その貴族達からは、自分達がここで力を持つというのを隠さない横柄な態度が見て取れた。
先頭にいる貴族が、こちらを見やるとあからさまに上からの言葉を投げかけてきた。
「おやおや、イレブンがこんな場所で騎士の格好をするなど、死刑は免れないぞ?」
そのあからさまな侮辱にヴィレッタが反抗しようと動き出したが、それを手で制する。
「自分は本日付けで着任した、騎士アサトと申します。名誉ブリタニア人の資格は持っています」
「ほぅ。私はジェレミア・ゴットバルト。イレブン如きは戦場の隅でハイエナのごとく戦果を漁っていろ」
そう言って、俺を手で除けると肩で風を切って廊下の向こうに進んでいった。
お付の人たちはこちらを笑いながら、ジェレミアに付き従う。
後には、怒り心頭のヴィレッタとそれを抑える俺だけが残った。
その後、俺の充てがわれた部屋にたどり着くと、窓の近くに備え付けられた机の椅子に座り、大きく息を吐く。

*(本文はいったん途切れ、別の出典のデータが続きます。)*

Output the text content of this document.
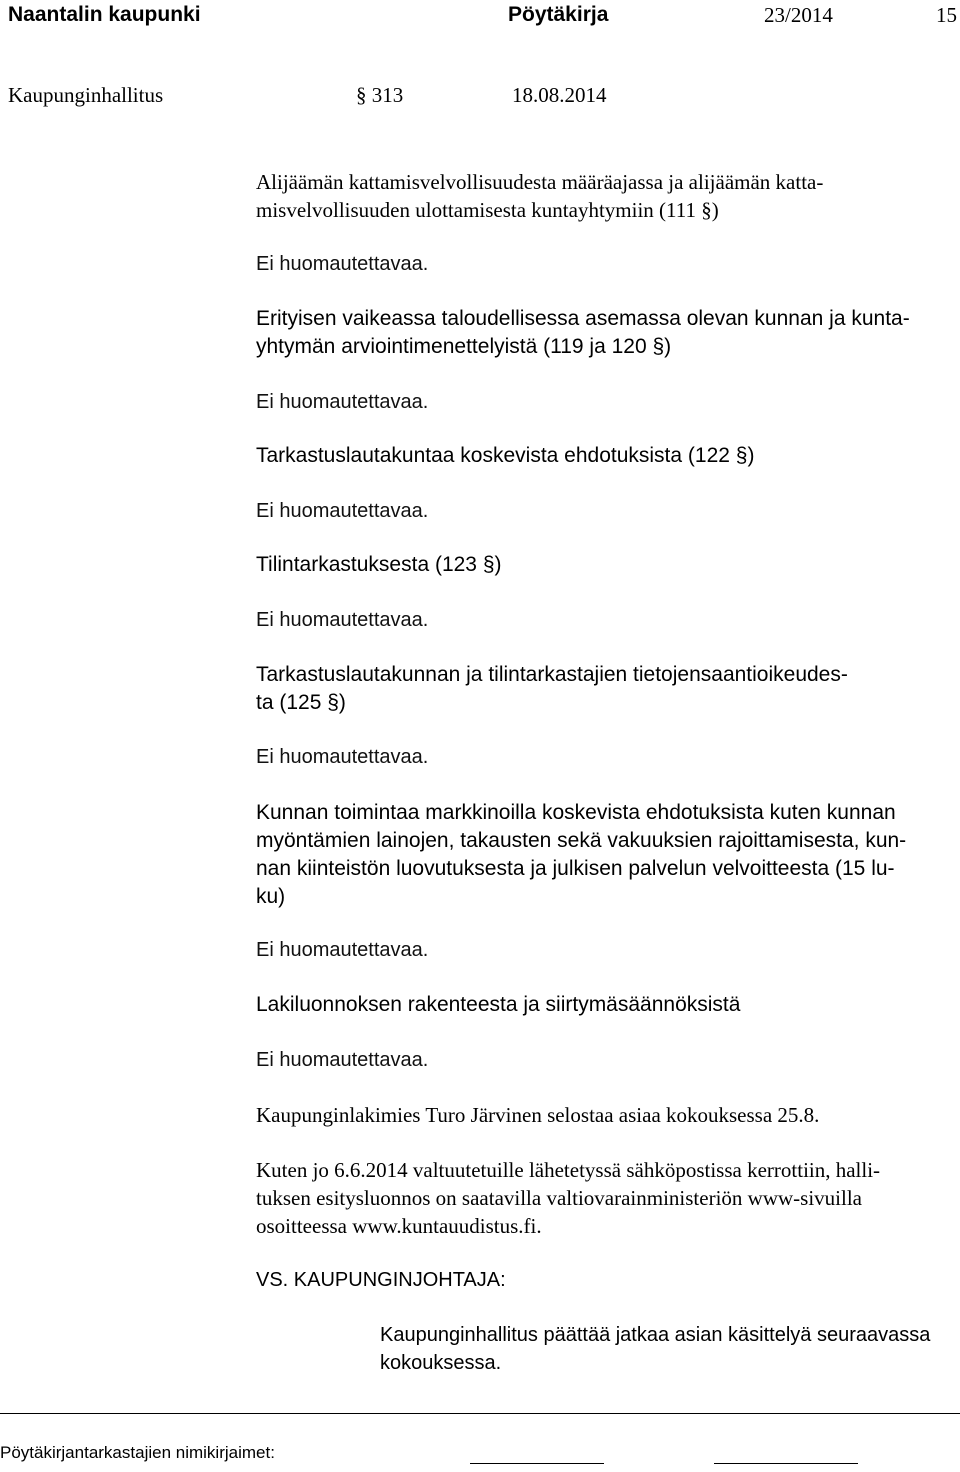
Naantalin kaupunki	Pöytäkirja	23/2014	15
Kaupunginhallitus	§ 313	18.08.2014
Alijäämän kattamisvelvollisuudesta määräajassa ja alijäämän katta-
misvelvollisuuden ulottamisesta kuntayhtymiin (111 §)
Ei huomautettavaa.
Erityisen vaikeassa taloudellisessa asemassa olevan kunnan ja kunta-
yhtymän arviointimenettelyistä (119 ja 120 §)
Ei huomautettavaa.
Tarkastuslautakuntaa koskevista ehdotuksista (122 §)
Ei huomautettavaa.
Tilintarkastuksesta (123 §)
Ei huomautettavaa.
Tarkastuslautakunnan ja tilintarkastajien tietojensaantioikeudes-
ta (125 §)
Ei huomautettavaa.
Kunnan toimintaa markkinoilla koskevista ehdotuksista kuten kunnan
myöntämien lainojen, takausten sekä vakuuksien rajoittamisesta, kun-
nan kiinteistön luovutuksesta ja julkisen palvelun velvoitteesta (15 lu-
ku)
Ei huomautettavaa.
Lakiluonnoksen rakenteesta ja siirtymäsäännöksistä
Ei huomautettavaa.
Kaupunginlakimies Turo Järvinen selostaa asiaa kokouksessa 25.8.
Kuten jo 6.6.2014 valtuutetuille lähetetyssä sähköpostissa kerrottiin, halli-
tuksen esitysluonnos on saatavilla valtiovarainministeriön www-sivuilla
osoitteessa www.kuntauudistus.fi.
VS. KAUPUNGINJOHTAJA:
Kaupunginhallitus päättää jatkaa asian käsittelyä seuraavassa
kokouksessa.
Pöytäkirjantarkastajien nimikirjaimet:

「着いてそうそう、貴族に喧嘩を売りそうになるなよ、ヴィレッタ」
「貴様はあんな侮蔑を受けてよく抑えられるな! 私なら決闘を申し込んでいる所だぞ!」
「まだ波風立てたくないんだよ」
「……『まだ』か。まぁ、ここが戦場になればお前の地位は一気に上がるだろうからな」
「戦場になれば、ね」
椅子を回して、窓から平和な外を眺める。
俺が動くのは、もう少し先かな。
本当は「枢木スザク」と会っておきたいけど、これから何が起きるか予想が出来ないから止めておこう。
歴史通りになるかも知れないが、彼には少しばかり地獄を見てもらおう。
暫くの間、緩やかな時間を過ごしていたが、
クロヴィス殿下から「シンジュクゲットー殲滅」の命が下り、俺達は出撃することになった。